Introducing Dr Claire Long, Western Health Geriatrician and Clinical Services Director, Aged, Cancer and Continuing Care (ACCC).
Dr Long, who started at the health service as an intern more than two decades ago, shares her fascinating insights.
"I have always driven up to an hour every day to get to Western Health.
Why do I do that? It's because of the culture here. It's because I feel heard. I know that when I have something to say, people will take me seriously and listen. And I genuinely believe that I have the ability to influence the direction of our health service and the care we deliver to patients.
It sounds simplistic, but I feel effective. It keeps me coming back.
I also have to say that I work with the best group of geriatricians in Victoria. We've got such a great culture here, and now people come from all across the city wanting to work here."
A blast from the past: 10:30am coffees, Kath and Kim and a career break
"I did my training at the University of Melbourne and we had the opportunity to work at a couple of hospitals.
I knew instantly that Western Health was where I wanted to work; the feel of the hospital was so different to others- it was a small and homely place.
When I started as an intern (first year doctor) in 1999 all the doctors hung out together.
You felt like you were in it together and you were making a difference. When things got difficult, we all had each other's backs.
When things were quiet clinically, you'd get a message to say: '10:30am coffee'. You'd go across to Western Private and chat.
We had good relationships with the consultants, so there was a lovely cohesion among our team.
We would also travel to Sunshine Hospital to work and I have one funny memory of when we came across a camera crew filming a Kath and Kim episode there!
I completed my resident years in 2000 and 2001. Then I got married and took six months off and we went travelling. I look back on that now and realise it was a pretty incredible opportunity to take some time out after many years of study and training, and to be supported by my workplace and welcomed back afterwards. When I came back, I went straight into preparing for exams."
Pivotal moments that carved out a career in geriatrics
"There are a couple of moments early in my career that I remember distinctly informed my decision to specialise in geriatrics. I was the neurology registrar on a Sunday morning and I remember an elderly woman had a bleed on her brain and we had to make a decision about admitting her to the Intensive Care Unit (ICU), knowing it was likely she would die. In that moment I knew I wanted to practice medicine with a lot of perspective, where the patient's wishes were central to our decision making.
Another defining moment was when I working in the Emergency Department (ED), I would always start with a patient's social history: who they were, how they were functioning and what else was going in their life. I was interested in the whole person, not just what they were presenting with on that particular day.
Geriatrics is the perfect specialty for me because it takes a holistic approach to the patient's care. We don't just focus on a single area; we talk to the patient about memory, continence, falls, driving, and advance care planning.
In the hospital I feel that there isn't a defined geriatrics department, but that we are one of the few medical specialties that are spread everywhere- whether it's in the community through GEM@Home (our rehabilitation in the home service) and residential care in-reach, in Sunshine and Footscray EDs, or on the acute wards, as well as the sub-acute wards. We are involved in everything from hip fractures to rehabilitation, and increasingly we are working in new areas, like older patients having emergency laparotomies.
Secret to success
I think what makes a good geriatrician is someone who is good at listening to the whole story from a patient and their family. We are often also very good at dealing with uncertainty. We can't always provide a definitive diagnosis, or know what will happen next, but we are very practical, so we are always looking at what we can do to help that patient and advocate for them. We also have to be good communicators because we are talking not just to the patient, but often their family members and our colleagues in other specialties as well."
Leading and growing
"My role as Clinical Services Director did not exist when I started as an intern. It was created as an effort to bridge the gap between clinicians and management and executives. It's really important that our clinicians are heard and have the opportunity to contribute to the health service functioning, beyond their individual roles.

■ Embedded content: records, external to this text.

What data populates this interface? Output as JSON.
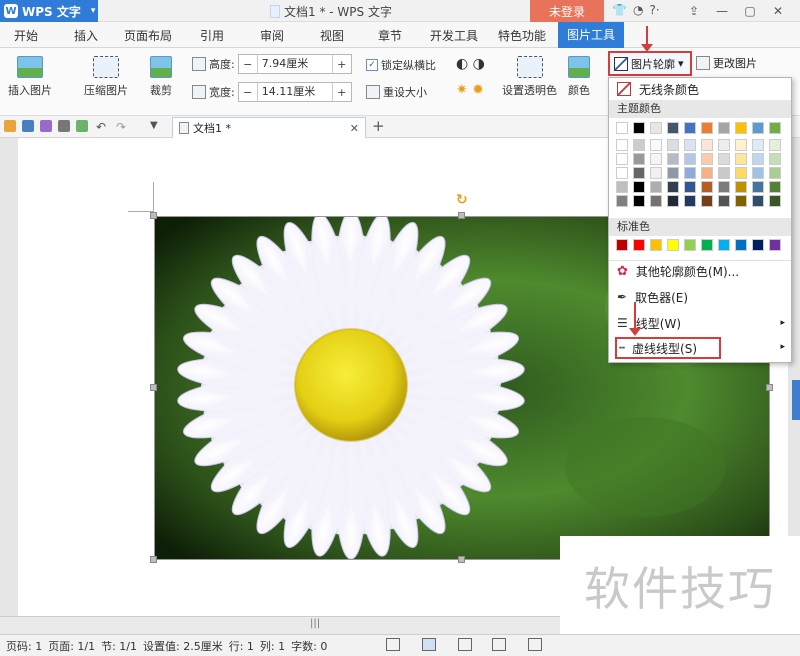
{
  "titlebar": {
    "app_name": "WPS 文字",
    "doc_title": "文档1 * - WPS 文字",
    "login_label": "未登录"
  },
  "tabs": [
    "开始",
    "插入",
    "页面布局",
    "引用",
    "审阅",
    "视图",
    "章节",
    "开发工具",
    "特色功能",
    "图片工具"
  ],
  "active_tab": "图片工具",
  "ribbon": {
    "insert_picture": "插入图片",
    "compress_picture": "压缩图片",
    "crop": "裁剪",
    "height_label": "高度:",
    "height_value": "7.94厘米",
    "width_label": "宽度:",
    "width_value": "14.11厘米",
    "lock_ratio": "锁定纵横比",
    "reset_size": "重设大小",
    "set_transparent": "设置透明色",
    "color": "颜色",
    "picture_outline": "图片轮廓",
    "change_picture": "更改图片"
  },
  "doc_tab": {
    "name": "文档1 *"
  },
  "dropdown": {
    "no_line_color": "无线条颜色",
    "theme_colors_header": "主题颜色",
    "standard_colors_header": "标准色",
    "more_colors": "其他轮廓颜色(M)...",
    "eyedropper": "取色器(E)",
    "line_type": "线型(W)",
    "dash_type": "虚线线型(S)",
    "theme_colors": [
      "#ffffff",
      "#000000",
      "#e7e6e6",
      "#44546a",
      "#4472c4",
      "#ed7d31",
      "#a5a5a5",
      "#ffc000",
      "#5b9bd5",
      "#70ad47"
    ],
    "standard_colors": [
      "#c00000",
      "#ff0000",
      "#ffc000",
      "#ffff00",
      "#92d050",
      "#00b050",
      "#00b0f0",
      "#0070c0",
      "#002060",
      "#7030a0"
    ]
  },
  "statusbar": {
    "page_no": "页码: 1",
    "pages": "页面: 1/1",
    "section": "节: 1/1",
    "setting": "设置值: 2.5厘米",
    "row": "行: 1",
    "col": "列: 1",
    "words": "字数: 0"
  },
  "watermark": "软件技巧",
  "colors": {
    "accent": "#2e7dd6",
    "login": "#e8735a",
    "highlight": "#d23d3d"
  }
}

One of the things I love about Footscray Hospital is that to me, it still feels the same as it did 20 years ago. It's a very warm, welcoming and friendly place to work.
It's something that we are working hard to maintain, as the service grows and because we are so busy. We used to have four medical registrars and now there are more than 40, so isolation is a big risk, but there is a lot being done, particularly in the staff wellbeing space.

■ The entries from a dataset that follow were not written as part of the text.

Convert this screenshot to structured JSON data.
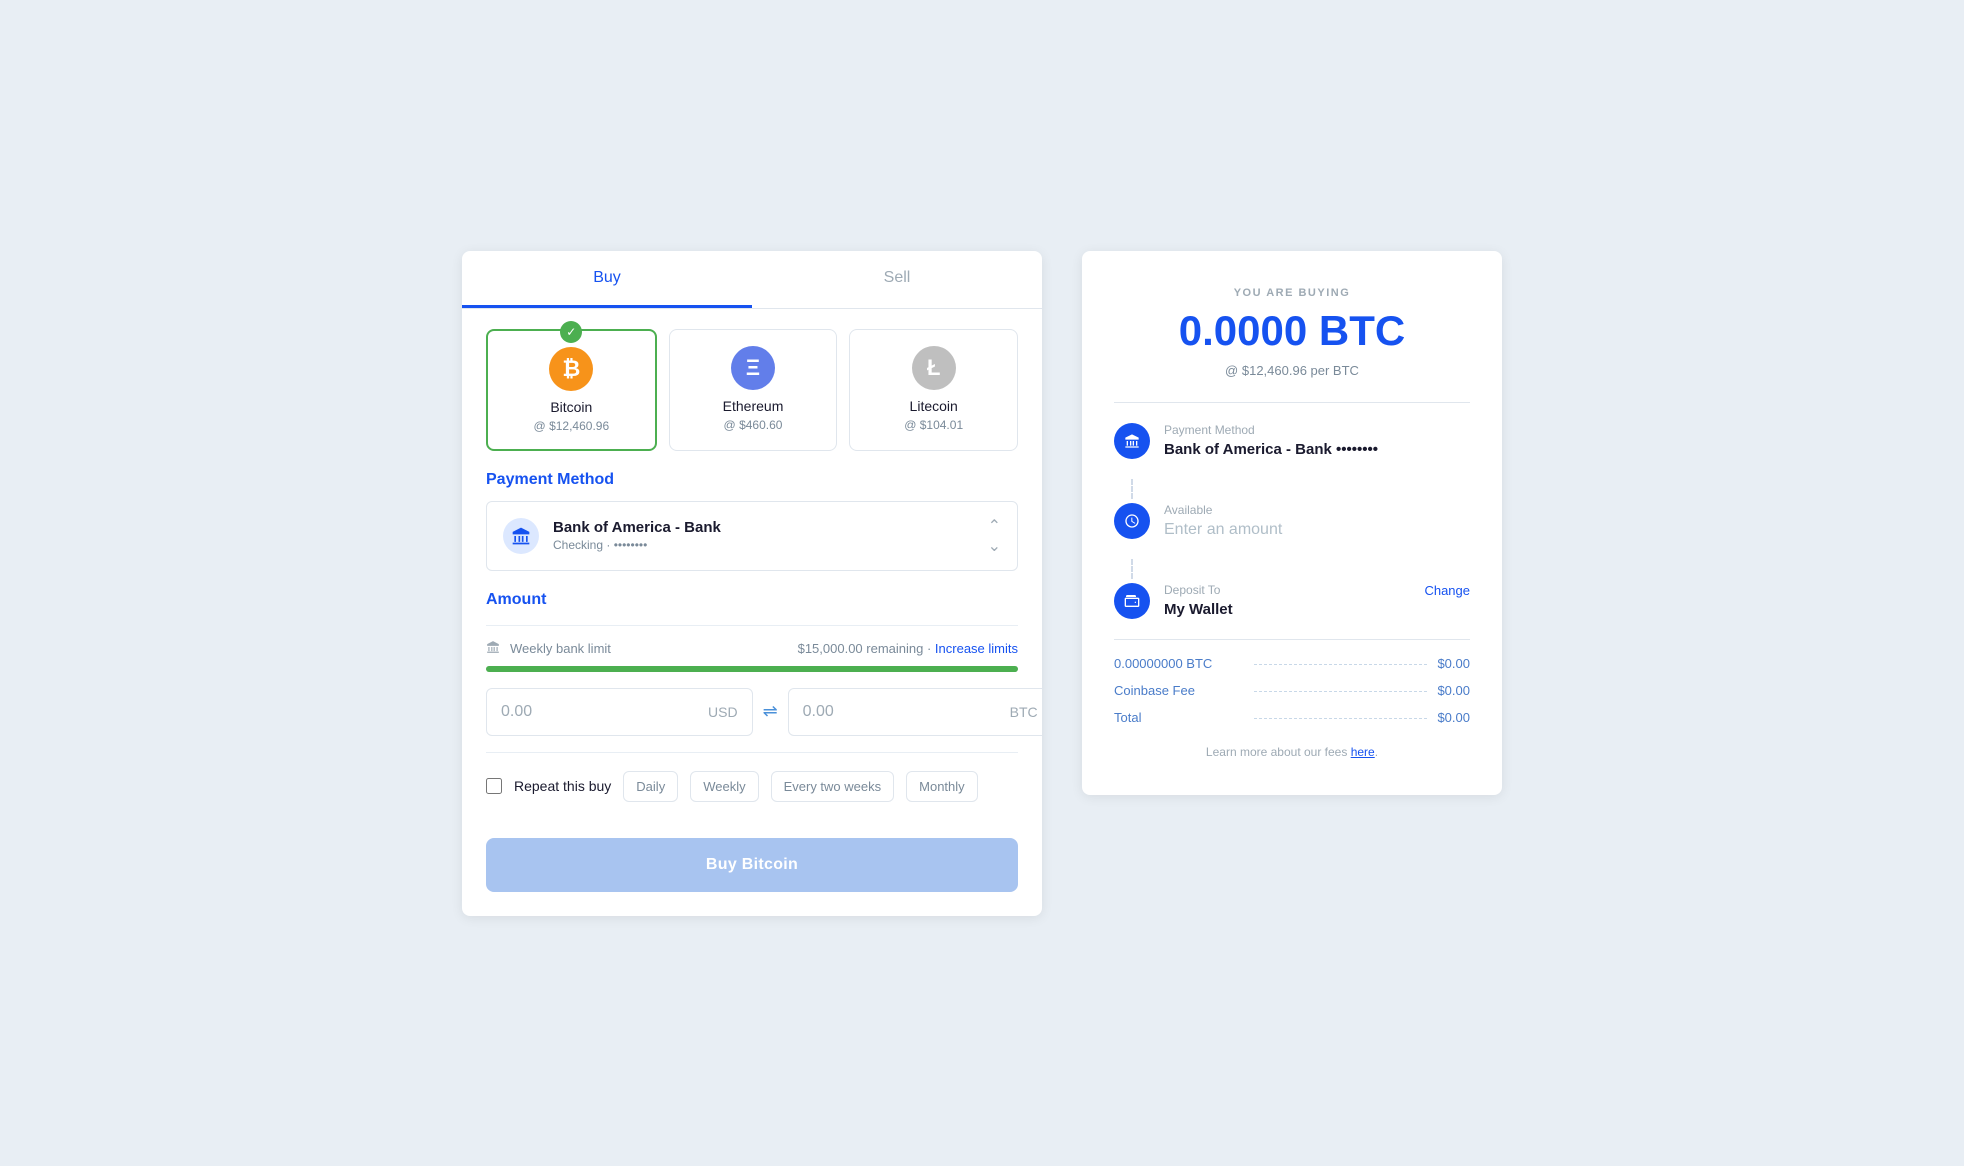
{
  "tabs": {
    "buy": "Buy",
    "sell": "Sell"
  },
  "cryptos": [
    {
      "id": "btc",
      "name": "Bitcoin",
      "price": "@ $12,460.96",
      "icon": "₿",
      "iconClass": "btc",
      "selected": true
    },
    {
      "id": "eth",
      "name": "Ethereum",
      "price": "@ $460.60",
      "icon": "Ξ",
      "iconClass": "eth",
      "selected": false
    },
    {
      "id": "ltc",
      "name": "Litecoin",
      "price": "@ $104.01",
      "icon": "Ł",
      "iconClass": "ltc",
      "selected": false
    }
  ],
  "payment": {
    "section_label": "Payment Method",
    "bank_name": "Bank of America - Bank",
    "bank_sub": "Checking · ••••••••"
  },
  "amount": {
    "section_label": "Amount",
    "limit_label": "Weekly bank limit",
    "limit_remaining": "$15,000.00 remaining",
    "limit_link": "Increase limits",
    "progress_pct": 100,
    "usd_value": "0.00",
    "usd_currency": "USD",
    "btc_value": "0.00",
    "btc_currency": "BTC",
    "repeat_label": "Repeat this buy",
    "freq_options": [
      "Daily",
      "Weekly",
      "Every two weeks",
      "Monthly"
    ]
  },
  "buy_button": {
    "label": "Buy Bitcoin"
  },
  "receipt": {
    "buying_label": "YOU ARE BUYING",
    "btc_amount": "0.0000 BTC",
    "btc_rate": "@ $12,460.96 per BTC",
    "payment_method_label": "Payment Method",
    "payment_method_value": "Bank of America - Bank ••••••••",
    "available_label": "Available",
    "available_placeholder": "Enter an amount",
    "deposit_label": "Deposit To",
    "deposit_value": "My Wallet",
    "change_link": "Change",
    "fees": [
      {
        "name": "0.00000000 BTC",
        "amount": "$0.00"
      },
      {
        "name": "Coinbase Fee",
        "amount": "$0.00"
      },
      {
        "name": "Total",
        "amount": "$0.00"
      }
    ],
    "fees_note_prefix": "Learn more about our fees ",
    "fees_note_link": "here",
    "fees_note_suffix": "."
  }
}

As a leader that's something that I'm always thinking about— what can I do to make life a little easier for our staff? There are simple things that we can do to help. Make sure they are paid on time; ensure they are taking leave and keep an eye on their workload. It's also important to communicate and listen, have an open-door policy and advocate for your staff.
If you treat your staff exceptionally well, at a human level, they will then feel valued and that in turn helps them to look after our patients."
Advice to interns: find your people
"I love working with our Junior Medical Officers (JMOs).
I tell them to find their people. I encourage them to look around the hospital at the different specialties and find the place where people with similar personalities cluster. This is important because they are going to be their colleagues and who you work with will have a direct impact on your career.
I also tell them to learn how to keep their boundaries in terms of maintaining a work/life balance, it's very important."